Despite this potential drawback, many researchers are still trying to come up with a strategy that could potentially increase the efficacy of milk peptides by enhancing their bioavailability. One important thing to know in this respect is the fact that these compounds possess (in theory) the ability to resist enzymatic degradation and this ability largely depends on their composition in terms of amino acids. For instance, the presence of proline and hydroxyproline in the sequence of a specific peptide makes the latter less likely to be degraded. Particularly relevant is the presence of these amino acids at the C- or N-terminal positions because the latter strongly influence the biological activity of peptides.
Unfortunately, not all milk peptides have a favorable amino acid composition that makes them resistant to enzymatic degradation. In this case, other strategies to increase the bioavailability are under study, including microencapsulation, lipidation, PEG-ylation, interfacial polymerization, spray-drying, solvent-evaporation, and other techniques. Obviously, increasing the administered dose can be a possible solution as well. However, some peptides might have a particularly low acceptance level by consumers, due to their tendency to have a bitter taste.
Enzyme-inhibitors and absorption enhancers have also been tested as strategies to “protect” milk peptides from degradation. Finally, carriers (such as lipid vesicles, colloidal carriers, liposomes, emulsions, etc.), can also be used with the same purpose.
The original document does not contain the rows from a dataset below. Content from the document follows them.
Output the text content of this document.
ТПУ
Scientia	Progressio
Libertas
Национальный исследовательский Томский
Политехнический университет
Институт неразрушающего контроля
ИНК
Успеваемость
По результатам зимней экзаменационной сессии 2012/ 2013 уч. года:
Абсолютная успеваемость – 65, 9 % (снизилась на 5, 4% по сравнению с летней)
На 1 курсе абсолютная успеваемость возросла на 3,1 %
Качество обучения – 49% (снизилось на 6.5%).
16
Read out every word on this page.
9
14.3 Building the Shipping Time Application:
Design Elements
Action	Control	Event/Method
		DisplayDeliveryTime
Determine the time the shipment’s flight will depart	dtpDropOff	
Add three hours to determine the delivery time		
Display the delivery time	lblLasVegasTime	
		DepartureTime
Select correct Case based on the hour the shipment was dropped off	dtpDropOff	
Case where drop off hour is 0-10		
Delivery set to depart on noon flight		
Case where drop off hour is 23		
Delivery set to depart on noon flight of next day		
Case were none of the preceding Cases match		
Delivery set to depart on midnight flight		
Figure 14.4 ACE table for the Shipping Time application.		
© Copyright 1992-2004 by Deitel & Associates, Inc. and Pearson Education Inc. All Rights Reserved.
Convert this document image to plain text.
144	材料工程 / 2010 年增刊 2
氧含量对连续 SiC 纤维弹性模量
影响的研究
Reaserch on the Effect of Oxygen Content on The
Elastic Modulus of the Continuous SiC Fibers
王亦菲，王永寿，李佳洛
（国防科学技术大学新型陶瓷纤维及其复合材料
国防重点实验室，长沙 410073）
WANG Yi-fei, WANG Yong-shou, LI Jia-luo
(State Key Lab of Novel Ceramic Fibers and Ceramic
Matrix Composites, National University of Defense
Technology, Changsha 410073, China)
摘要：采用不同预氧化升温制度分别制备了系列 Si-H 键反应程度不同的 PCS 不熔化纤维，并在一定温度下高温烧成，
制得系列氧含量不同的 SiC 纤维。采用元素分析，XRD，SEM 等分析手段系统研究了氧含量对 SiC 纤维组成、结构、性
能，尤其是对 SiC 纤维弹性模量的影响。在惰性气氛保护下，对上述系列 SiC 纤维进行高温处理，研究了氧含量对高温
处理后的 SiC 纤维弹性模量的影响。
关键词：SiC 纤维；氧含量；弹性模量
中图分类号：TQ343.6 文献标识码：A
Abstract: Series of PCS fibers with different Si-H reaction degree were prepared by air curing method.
Overall, I hope some interesting new nutraceuticals will be available soon on the market, although there is one last issue: the fact that we need better guidelines to evaluate the effects of these peptides on human health. Indeed, most studies were performed in vitro and the few that were performed in humans were often underpowered, meaning they recruited too few participants and they were not able to find significant results. Although they are expensive and tedious to conduct, double-blinded RCTs are the best practice and I hope to see more such studies in this field soon. Knowing the plasma concentrations and kinetics of orally-administered peptides will obviously be essential for planning future intervention studies.
Did you know that?
If their structure is known, bioactive peptides can also be synthesized.